Machzikei Hadas hopes to install new spiritual leader by Rosh Hashanah 2015
Rabbi Reuven P. Bulka, spiritual leader of Congregation Machzikei Hadas since 1967, will retire as the synagogue’s pulpit rabbi, probably before Rosh Hashanah in 2015. In a November 18 letter to congregants, Rabbi Bulka explained he will “graduate” to become rabbi emeritus of the modern Orthodox congregation, “a new role … which will keep me connected to the shul and to you.”
Jonah Rabinovitch, president of Machzikei Hadas, has announced a succession plan in which a search will be undertaken immediately. If all goes according to the plan, the search committee will identify three or four top candidates who will visit the congregation over the next few months. Members will then vote on their choice.
Machzikei Hadas’ rabbinical search committee, co-chaired by David Appotive and Bram Bregman, includes Bonnie Fainer, Adele Sidney, Charlie Wiseman, Lawrence Weinstein, Cybele Hamburg, Tamara Fathi, Sari Zelenietz and Rabinovitch.
It is hoped the new rabbi will be settled in Ottawa by next Rosh Hashanah and will work with Rabbi Bulka as associate rabbi for a transitional year before being installed as pulpit rabbi by the following Rosh Hashanah.
However, Rabinovitch noted, “if the right candidate does not come along, Rabbi Bulka ill remain as rabbi until we have the appropriate candidate in place.”
When a brief article appeared in the October 3, 1967 edition of the Ottawa Jewish Bulletin announcing that Rabbi Reuven P. Bulka of New York had been appointed as the new spiritual leader of Congregation Machzikei Hadas, few could have imagined it would be the beginning of one of the longest and most remarkable rabbinic tenures in Jewish Canadian history.

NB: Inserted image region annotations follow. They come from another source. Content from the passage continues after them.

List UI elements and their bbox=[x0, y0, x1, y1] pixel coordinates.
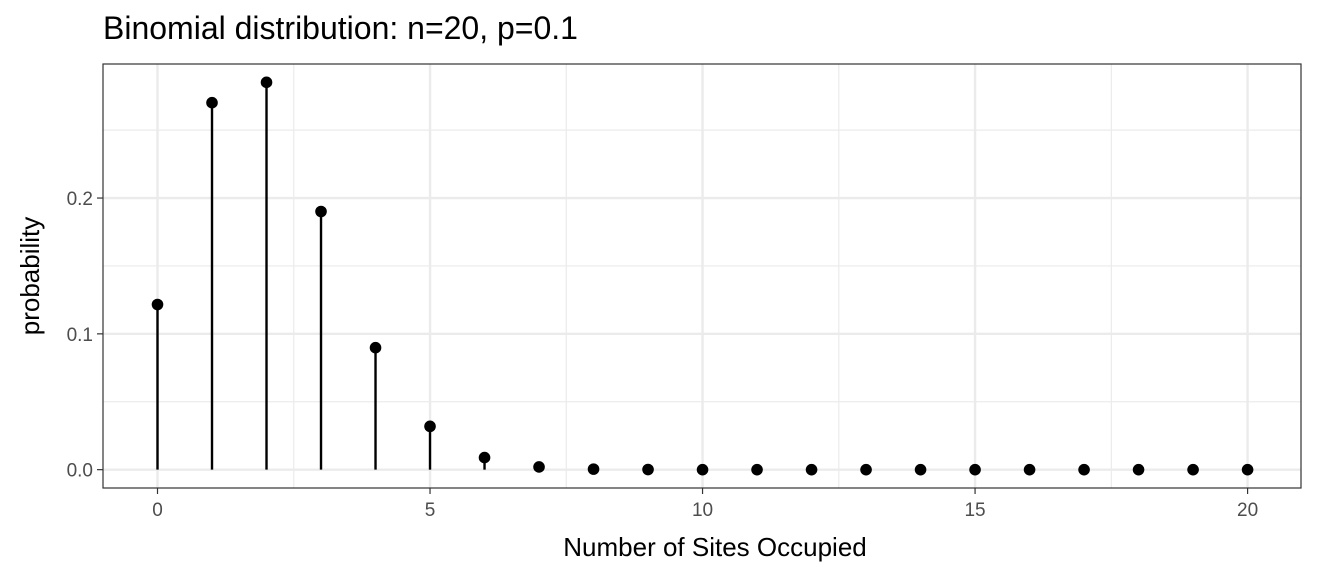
point-10 bbox=[696, 463, 709, 476]
x-tick-label: 0 bbox=[152, 500, 163, 521]
x-tick-label: 5 bbox=[425, 500, 436, 521]
y-axis-ticks: 0.0 0.1 0.2 bbox=[67, 189, 103, 482]
point-5 bbox=[424, 420, 436, 433]
point-8 bbox=[587, 463, 600, 475]
x-tick-label: 20 bbox=[1237, 500, 1258, 521]
x-tick-label: 10 bbox=[692, 500, 713, 521]
point-14 bbox=[914, 463, 927, 476]
point-4 bbox=[369, 341, 382, 354]
y-tick-label: 0.1 bbox=[67, 325, 93, 346]
point-3 bbox=[315, 205, 327, 218]
point-2 bbox=[260, 76, 273, 89]
point-6 bbox=[478, 451, 491, 464]
point-0 bbox=[151, 298, 164, 311]
point-7 bbox=[533, 461, 545, 473]
y-tick-label: 0.0 bbox=[67, 461, 93, 482]
point-9 bbox=[642, 463, 654, 476]
x-tick-label: 15 bbox=[964, 500, 985, 521]
point-1 bbox=[206, 96, 218, 109]
y-axis-label: probability bbox=[15, 217, 45, 336]
point-12 bbox=[805, 463, 818, 476]
x-axis-ticks: 0 5 10 15 20 bbox=[152, 488, 1258, 521]
major-grid bbox=[103, 64, 1301, 488]
chart-title: Binomial distribution: n=20, p=0.1 bbox=[103, 10, 578, 46]
point-17 bbox=[1078, 463, 1090, 476]
point-15 bbox=[969, 463, 981, 476]
point-16 bbox=[1023, 463, 1036, 476]
x-axis-label: Number of Sites Occupied bbox=[563, 532, 866, 562]
y-tick-label: 0.2 bbox=[67, 189, 93, 210]
point-11 bbox=[751, 463, 763, 476]
point-19 bbox=[1187, 463, 1199, 476]
points bbox=[151, 76, 1254, 476]
point-13 bbox=[860, 463, 872, 476]
point-20 bbox=[1241, 463, 1254, 476]
point-18 bbox=[1132, 463, 1145, 476]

In 1967, when Rabbi Bulka arrived in Ottawa at age 23, Machzikei Hadas was a Lowertown congregation of less than 100 families. Founded in 1907 and located at the corner of Murray Street and King Edward Avenue since 1923, it was struggling because much of Ottawa’s Jewish community had already moved away from the neighbourhoods it had been centred in since early in the 20th century.
The congregation, though, was revitalized by the charismatic young rabbi and, by 1973, had built a new synagogue on Virginia Drive in Alta Vista that eventually grew to encompass more than 500 families.
Over the years, Rabbi Bulka has become legendary for the scope of his many activities as both a clergyman and a leader in the Jewish community and in the broader civic community at the local, provincial, national and international levels. Somehow finding time to earn his PhD and to write or edit more than 30 books and countless newspaper, magazine and journal articles, he has been a tireless leader in many organizations – including the Canadian Jewish Congress, where he served as co-president from 2007 to 2009 – and a crusader for many worthy causes.
In an interview with the Bulletin, Rabbi Bulka said he was looking forward to assuming his role as rabbi emeritus, although the speciﬁ cs of his duties remain to be determined.
“I’ll be available to fill the congregational needs,” he said.
“I hope to,” Rabbi Bulka said, when asked if he planned to continue with such activities as hosting his popular weekly radio program, Sunday Night with Rabbi Bulka, on CFRA, providing the Jewish perspective to the “Ask the Religion Experts” column in the Ottawa Citizen, and his many charitable involvements.
Looking back at a long career in which he has performed lifecycle events for generations of many of the same families, the rabbi was philosophical as he contemplated this next step in his long career.
“Nothing lasts forever – nor should it, because there needs to be room for succession, for new energies, and I’m happy that that will be happening and that it will unfold well,” he said. “Every rabbinate has its challenges – and we’ve had challenges here – but the [Ottawa] community has been super-duper and my experience in the rabbinate here, on the basis of comparisons with other colleagues of mine, has been right at the top.”
Rabbi Bulka said he is most definitely looking forward to opportunities to spend more time with his children and grandchildren, none of whom live in Ottawa.
“I have two girls and three boys,” he said. “Most of them are in the New York area, although one is in Baltimore and another is in Jerusalem.”
Rabbi Bulka noted that, among his five children and his wife Leah’s two children, the couple has more than 30 grandchildren and he’s looking forward to being with them on a more leisurely basis.
While Rabbi Bulka speaks of the inevitability of his retirement, it will surely not be easy for a congregation that has known no other spiritual leader for almost half a century.
“I speak for all of us when I say that Rabbi Bulka is a first-class mensch and that it will be difficult to see him transition,” wrote Rabinovitch. “He has touched every one of our lives and has always been there for us.”